ABD’den sonra 11 milyar euroluk harcama ile Çin’in geldiğini, Rusya’nın ise 7.7 milyar euro ile üçüncü en büyük harcamayı yapman ülke olduğunu söyledi.
Sanders-Zakre, “Tüm bu para küresel güvenliği arttırmıyor, aslında nerede yaşarlarsa yaşasınlar insanları tehdit ediyor” dedi.
Stockholm Uluslararası Barış Araştırmaları Enstitüsü’nün (SIPRI) kitle imha silahları programı direktörü Wilfred Wan, “Soğuk Savaş’tan bu yana nükleer silahların uluslararası ilişkilerde bu kadar önemli bir rol oynadığını görmemiştik” dedi.
SIPRI, konuşlandırılan savaş başlıklarından yaklaşık 2,100’ünün balistik füzeler üzerinde yüksek operasyonel alarm durumunda tutulduğunu ve neredeyse tamamının Rusya ya da ABD’ye ait olduğunu tahmin etmekte. Bununla birlikte, Çin’in de ilk kez yüksek operasyonel alarm durumunda tuttuğu bazı savaş başlıklarına sahip olduğuna inanıldığı belirtiliyor.
SIPRI Direktörü Dan Smith, “Ne yazık ki operasyonel nükleer savaş başlıklarının sayısında yıldan yıla artış görmeye devam ediyoruz” dedi. Smith bu eğilimin önümüzdeki yıllarda hızlanacağını ve son derece endişe verici olduğunu da sözlerine ekledi.
SIPRI, Rusya ve ABD’nin birlikte dünyadaki tüm nükleer silahların neredeyse yüzde 90’ına sahip olduğunu belirtiyor. İzleme örgütü, Rusya’nın Ocak 2023’e kıyasla operasyonel konumdaki yaklaşık 36 savaş başlığı daha konuşlandırdığının tahmin edilmesine rağmen, askeri malzemelerinin hacminin 2023’te nispeten sabit kaldığını da sözlerine ekledi.
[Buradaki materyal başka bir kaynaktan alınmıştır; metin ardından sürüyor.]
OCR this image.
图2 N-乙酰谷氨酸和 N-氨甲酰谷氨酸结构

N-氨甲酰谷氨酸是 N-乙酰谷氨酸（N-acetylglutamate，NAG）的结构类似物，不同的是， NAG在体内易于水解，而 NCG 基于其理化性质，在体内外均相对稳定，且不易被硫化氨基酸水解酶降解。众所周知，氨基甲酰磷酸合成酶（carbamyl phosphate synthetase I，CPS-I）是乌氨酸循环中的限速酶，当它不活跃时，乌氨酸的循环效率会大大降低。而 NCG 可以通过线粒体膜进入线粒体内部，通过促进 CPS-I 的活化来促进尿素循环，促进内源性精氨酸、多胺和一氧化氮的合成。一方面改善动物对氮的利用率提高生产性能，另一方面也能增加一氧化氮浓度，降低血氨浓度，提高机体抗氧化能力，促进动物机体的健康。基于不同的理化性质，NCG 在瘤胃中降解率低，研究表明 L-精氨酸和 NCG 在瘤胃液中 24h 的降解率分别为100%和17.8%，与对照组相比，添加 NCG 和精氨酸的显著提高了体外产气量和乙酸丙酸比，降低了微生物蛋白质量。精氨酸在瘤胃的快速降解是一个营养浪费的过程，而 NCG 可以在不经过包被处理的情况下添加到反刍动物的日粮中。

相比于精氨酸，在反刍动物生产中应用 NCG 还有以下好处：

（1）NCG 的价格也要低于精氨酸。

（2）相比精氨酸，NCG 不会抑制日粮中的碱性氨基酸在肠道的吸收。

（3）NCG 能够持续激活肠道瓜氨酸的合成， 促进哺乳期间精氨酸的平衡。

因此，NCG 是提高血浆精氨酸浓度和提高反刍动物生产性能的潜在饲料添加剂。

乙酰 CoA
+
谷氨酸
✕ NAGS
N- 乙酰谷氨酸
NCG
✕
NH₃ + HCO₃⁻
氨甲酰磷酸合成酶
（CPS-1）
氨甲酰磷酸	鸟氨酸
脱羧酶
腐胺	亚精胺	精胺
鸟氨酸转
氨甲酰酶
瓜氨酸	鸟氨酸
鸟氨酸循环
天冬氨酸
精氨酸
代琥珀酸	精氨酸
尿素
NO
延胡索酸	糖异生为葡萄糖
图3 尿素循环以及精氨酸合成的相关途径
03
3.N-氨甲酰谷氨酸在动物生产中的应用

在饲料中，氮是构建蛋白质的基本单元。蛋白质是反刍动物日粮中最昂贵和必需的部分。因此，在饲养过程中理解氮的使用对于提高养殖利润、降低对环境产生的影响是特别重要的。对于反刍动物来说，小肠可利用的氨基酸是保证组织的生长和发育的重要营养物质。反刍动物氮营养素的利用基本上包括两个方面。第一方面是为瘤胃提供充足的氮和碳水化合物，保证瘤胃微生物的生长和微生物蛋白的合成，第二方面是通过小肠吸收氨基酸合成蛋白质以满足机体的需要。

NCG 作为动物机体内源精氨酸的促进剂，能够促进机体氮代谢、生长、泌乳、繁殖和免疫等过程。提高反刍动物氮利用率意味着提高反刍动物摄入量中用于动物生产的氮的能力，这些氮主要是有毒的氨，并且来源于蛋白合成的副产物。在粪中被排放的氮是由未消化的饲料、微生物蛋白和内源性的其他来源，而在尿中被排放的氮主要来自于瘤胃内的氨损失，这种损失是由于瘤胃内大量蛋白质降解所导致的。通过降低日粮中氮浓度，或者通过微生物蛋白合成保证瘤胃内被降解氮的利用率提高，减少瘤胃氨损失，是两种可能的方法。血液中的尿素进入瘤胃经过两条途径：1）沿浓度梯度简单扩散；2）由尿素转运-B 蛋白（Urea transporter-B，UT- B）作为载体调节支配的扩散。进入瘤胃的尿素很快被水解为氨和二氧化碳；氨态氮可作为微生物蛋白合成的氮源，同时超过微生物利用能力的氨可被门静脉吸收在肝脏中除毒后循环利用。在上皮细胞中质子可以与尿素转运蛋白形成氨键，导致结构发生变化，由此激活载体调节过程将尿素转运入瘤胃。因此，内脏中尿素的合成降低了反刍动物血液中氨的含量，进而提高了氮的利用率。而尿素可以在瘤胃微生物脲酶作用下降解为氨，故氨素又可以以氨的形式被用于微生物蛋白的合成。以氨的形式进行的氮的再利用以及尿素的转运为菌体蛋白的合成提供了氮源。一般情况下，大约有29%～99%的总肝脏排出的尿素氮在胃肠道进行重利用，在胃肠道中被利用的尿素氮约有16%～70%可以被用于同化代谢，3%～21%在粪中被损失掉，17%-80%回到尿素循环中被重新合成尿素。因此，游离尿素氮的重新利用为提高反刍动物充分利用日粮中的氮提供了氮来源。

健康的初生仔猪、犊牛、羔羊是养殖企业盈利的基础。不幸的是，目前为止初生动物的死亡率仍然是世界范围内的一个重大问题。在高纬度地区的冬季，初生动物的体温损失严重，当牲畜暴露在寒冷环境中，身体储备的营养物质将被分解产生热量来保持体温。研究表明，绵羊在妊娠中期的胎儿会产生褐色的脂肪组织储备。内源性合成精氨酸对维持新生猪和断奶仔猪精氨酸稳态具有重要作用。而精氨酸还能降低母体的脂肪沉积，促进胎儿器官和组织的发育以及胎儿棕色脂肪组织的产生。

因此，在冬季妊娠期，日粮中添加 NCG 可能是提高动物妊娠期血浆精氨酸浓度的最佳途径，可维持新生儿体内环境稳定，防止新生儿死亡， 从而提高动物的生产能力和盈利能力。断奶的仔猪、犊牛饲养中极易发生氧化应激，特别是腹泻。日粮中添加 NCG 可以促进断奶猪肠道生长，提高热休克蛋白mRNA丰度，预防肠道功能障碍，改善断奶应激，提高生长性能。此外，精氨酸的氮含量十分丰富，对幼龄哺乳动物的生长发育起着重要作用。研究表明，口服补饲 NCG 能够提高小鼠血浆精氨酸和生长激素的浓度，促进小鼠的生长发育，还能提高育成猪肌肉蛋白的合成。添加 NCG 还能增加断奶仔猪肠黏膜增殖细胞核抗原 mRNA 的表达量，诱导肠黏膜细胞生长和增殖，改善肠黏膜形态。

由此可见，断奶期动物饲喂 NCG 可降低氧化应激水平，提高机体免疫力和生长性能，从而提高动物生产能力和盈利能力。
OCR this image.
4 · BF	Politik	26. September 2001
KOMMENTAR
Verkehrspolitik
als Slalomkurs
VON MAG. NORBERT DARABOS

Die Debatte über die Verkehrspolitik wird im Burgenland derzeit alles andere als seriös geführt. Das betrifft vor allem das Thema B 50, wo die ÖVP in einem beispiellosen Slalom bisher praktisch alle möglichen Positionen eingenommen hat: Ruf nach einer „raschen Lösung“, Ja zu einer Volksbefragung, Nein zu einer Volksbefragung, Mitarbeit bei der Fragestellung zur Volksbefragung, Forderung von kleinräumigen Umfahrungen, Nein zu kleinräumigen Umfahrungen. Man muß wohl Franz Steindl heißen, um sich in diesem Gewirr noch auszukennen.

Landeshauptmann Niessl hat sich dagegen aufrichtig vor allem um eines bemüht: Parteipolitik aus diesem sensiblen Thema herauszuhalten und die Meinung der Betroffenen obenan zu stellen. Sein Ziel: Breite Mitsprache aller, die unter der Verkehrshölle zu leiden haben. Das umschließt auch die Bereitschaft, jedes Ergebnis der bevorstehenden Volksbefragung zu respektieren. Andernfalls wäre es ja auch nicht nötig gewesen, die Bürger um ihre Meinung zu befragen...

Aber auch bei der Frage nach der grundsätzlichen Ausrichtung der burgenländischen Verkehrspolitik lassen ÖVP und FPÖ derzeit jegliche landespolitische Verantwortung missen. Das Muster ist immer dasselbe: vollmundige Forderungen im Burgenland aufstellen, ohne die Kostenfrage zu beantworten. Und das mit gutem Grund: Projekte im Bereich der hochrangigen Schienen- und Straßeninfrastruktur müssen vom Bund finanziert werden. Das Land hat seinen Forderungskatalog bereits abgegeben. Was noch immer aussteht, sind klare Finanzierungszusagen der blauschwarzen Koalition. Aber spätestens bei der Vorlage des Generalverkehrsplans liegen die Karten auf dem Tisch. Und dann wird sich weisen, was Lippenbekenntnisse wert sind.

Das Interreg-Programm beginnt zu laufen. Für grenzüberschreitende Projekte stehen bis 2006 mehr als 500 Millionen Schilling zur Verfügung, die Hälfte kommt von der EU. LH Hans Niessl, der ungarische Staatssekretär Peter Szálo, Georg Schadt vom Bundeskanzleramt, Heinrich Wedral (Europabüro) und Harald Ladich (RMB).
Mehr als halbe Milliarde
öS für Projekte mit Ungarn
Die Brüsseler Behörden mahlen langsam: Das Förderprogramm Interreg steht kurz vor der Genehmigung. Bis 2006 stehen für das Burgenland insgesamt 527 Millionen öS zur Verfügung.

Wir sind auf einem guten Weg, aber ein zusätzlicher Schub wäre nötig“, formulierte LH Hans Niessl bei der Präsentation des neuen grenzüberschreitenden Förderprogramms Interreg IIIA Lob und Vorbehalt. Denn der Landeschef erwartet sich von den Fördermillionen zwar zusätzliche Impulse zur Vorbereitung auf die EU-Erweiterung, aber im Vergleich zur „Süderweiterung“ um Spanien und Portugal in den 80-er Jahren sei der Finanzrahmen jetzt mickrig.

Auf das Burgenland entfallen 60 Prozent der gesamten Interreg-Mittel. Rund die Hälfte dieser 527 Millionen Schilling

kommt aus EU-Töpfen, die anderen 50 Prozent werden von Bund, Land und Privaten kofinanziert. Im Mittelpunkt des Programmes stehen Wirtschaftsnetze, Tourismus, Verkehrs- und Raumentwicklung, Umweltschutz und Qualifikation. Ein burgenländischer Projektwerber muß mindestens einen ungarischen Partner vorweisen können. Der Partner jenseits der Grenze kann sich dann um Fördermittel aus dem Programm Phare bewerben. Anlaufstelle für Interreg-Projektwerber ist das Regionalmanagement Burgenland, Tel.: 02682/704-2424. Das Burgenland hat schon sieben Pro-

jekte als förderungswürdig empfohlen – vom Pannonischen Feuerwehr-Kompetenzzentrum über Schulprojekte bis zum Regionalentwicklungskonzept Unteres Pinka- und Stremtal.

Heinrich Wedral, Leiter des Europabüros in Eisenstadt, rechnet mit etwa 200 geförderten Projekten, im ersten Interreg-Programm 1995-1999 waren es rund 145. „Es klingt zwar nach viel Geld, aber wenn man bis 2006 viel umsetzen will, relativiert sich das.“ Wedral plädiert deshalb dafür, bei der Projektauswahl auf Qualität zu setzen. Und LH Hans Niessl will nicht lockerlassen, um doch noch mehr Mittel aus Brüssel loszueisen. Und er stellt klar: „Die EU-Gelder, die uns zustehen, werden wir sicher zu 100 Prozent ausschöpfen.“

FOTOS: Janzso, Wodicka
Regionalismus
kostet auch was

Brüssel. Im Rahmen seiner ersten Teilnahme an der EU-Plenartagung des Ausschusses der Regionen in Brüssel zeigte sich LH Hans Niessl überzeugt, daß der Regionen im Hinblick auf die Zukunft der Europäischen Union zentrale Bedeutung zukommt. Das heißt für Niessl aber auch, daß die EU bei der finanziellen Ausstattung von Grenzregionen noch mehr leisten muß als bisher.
Enstitü, SIPRI 2024 Yıllığı’nda, Rusya’nın Şubat 2022’de Ukrayna’yı geniş çaplı işgalinin ardından her iki ülkede de nükleer güçlere ilişkin şeffaflığın azaldığını ve nükleer paylaşım düzenlemelerine ilişkin tartışmaların öneminin arttığını belirtti.
Washington Rusya ile ikili stratejik istikrar diyaloğunu askıya aldı ve Moskova geçen yıl New START nükleer anlaşmasına katılımını askıya aldığını duyurdu.
Ocak ayında tahminen 12,121 savaş başlığından oluşan toplam küresel envanterin yaklaşık 9,585’i potansiyel kullanım için askeri stoklarda bulunuyordu. Bu savaş başlıklarının tahmini 3,904’ü füze ve uçaklarla konuşlandırılmıştı.
Enstitü, Asya’da Hindistan, Pakistan ve Kuzey Kore’nin balistik füzelere birden fazla savaş başlığı yerleştirmenin peşinde olduğunu söyledi. ABD, Rusya, Fransa, İngiltere ve Çin’in bu kapasiteye sahip olması, konuşlandırılan savaş başlıklarında hızlı bir potansiyel artışa ve nükleer silahlı ülkelerin çok daha fazla hedefi imha etme tehdidinde bulunmasına olanak sağlıyor.
SIPRI tüm tahminlerin yaklaşık veriler olduğunu ve enstitünün dünya nükleer güç verilerini her yıl yeni bilgiler ve daha önceki değerlendirmelerde yapılan güncellemeler temelinde revize ettiğini vurguladı.